Non-classical free-radical polymerization: Degradative addition to monomer in the polymerization of 1-vinylimidazole

A study of the free-radical polymerization of 1-vinylimidazole at 70°C is described; most attention has been devoted to the (homogeneous) reaction in ethanol, but polymerizations in N,N-dimethylformamide (DMF), water and bulk monomer are also considered. The polymerization in ethanol is unusual in that the rate becomes effectively zero-order in monomer M at moderately high [M]. Kinetic results indicate the occurrence of a degradative reaction between propagating radicals and monomer (see below); the available molecular weight data suggest that bimolecular termination takes place by radical combination.

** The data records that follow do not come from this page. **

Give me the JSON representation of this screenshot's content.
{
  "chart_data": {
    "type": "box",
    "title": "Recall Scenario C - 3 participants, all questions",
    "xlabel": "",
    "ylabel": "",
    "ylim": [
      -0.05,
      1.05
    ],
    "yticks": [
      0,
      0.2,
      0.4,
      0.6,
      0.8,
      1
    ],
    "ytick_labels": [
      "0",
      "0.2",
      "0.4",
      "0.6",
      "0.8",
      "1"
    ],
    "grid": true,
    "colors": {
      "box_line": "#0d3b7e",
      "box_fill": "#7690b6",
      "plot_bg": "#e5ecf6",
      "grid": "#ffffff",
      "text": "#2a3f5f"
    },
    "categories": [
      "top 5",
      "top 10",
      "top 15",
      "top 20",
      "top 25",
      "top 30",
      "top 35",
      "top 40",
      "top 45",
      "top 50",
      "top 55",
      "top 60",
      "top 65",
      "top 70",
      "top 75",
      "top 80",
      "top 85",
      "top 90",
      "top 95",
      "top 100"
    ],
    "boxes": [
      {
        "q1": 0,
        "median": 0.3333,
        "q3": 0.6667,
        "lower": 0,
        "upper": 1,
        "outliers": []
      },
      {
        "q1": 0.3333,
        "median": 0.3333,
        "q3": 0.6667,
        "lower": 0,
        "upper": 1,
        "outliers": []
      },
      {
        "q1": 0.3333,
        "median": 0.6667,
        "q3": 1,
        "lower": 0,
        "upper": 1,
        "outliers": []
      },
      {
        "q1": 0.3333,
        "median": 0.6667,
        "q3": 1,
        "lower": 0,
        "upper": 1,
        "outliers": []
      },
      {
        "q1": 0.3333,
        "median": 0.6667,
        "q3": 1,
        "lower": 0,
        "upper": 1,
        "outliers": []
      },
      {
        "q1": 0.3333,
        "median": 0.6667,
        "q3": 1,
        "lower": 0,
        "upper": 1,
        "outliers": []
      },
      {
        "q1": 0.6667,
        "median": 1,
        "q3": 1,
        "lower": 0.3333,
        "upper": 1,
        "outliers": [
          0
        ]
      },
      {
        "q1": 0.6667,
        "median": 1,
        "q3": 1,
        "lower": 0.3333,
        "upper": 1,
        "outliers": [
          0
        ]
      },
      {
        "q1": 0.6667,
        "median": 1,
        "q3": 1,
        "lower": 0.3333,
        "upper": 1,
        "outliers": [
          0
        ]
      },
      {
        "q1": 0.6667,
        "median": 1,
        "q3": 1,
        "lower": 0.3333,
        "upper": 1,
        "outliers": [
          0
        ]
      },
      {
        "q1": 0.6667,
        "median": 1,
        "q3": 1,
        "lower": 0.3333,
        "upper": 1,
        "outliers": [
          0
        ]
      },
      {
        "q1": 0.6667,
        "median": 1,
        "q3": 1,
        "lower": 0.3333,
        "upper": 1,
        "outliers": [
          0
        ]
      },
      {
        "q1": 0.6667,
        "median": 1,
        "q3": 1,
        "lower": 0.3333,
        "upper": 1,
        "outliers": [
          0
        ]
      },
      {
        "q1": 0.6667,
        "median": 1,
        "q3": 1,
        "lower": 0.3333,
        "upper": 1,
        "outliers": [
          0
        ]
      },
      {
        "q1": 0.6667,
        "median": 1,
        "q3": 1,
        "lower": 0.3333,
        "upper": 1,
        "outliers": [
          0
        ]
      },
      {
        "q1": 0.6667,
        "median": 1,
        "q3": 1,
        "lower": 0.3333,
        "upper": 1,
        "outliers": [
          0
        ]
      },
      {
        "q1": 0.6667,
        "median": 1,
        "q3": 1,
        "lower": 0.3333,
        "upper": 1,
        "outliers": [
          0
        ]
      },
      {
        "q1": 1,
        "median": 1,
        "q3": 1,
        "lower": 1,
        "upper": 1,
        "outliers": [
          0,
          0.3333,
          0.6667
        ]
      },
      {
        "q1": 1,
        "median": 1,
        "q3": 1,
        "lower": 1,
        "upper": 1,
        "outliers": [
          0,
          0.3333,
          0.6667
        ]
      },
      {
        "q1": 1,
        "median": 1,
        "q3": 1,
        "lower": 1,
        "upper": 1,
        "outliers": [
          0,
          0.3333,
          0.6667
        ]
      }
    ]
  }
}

Polymerization in DMF is generally similar although the kinetic treatment is rather less satisfactory. At high [M] there are indications of occlusion phenomena in DMF and these latter are marked in the (heterogeneous) bulk polymerization. In water, significant interactions between solvent and monomer, evidenced by viscosity-composition behaviour, affect the kinetics of polymerization, which, however, resemble those with the other solvents. Of considerable interest is the influence of pH on rates and degrees of polymerization, which change in the same sense and to nearly the same extent. We believe these findings imply suppression of the degradative reaction by protonation of the monomer. The degradative reaction between propagating chains and monomer is thought to be formation of a relatively unreactive radical by addition to position 2 of the monomer, rather than by chain transfer. Evidence for this is adduced from molecular weight data, which are not consistent with transfer, the existence of occlusion phenomena and the observations on the pH dependence in aqueous solution. Molecular weight distributions expected in polymerizations of this type are calculated in the Appendix. Reinitiation by the adduct radical, which probably occurs only to a limited extent under non-occlusion conditions, becomes important when occlusion is significant. A kinetic treatment of these phenomena is presented.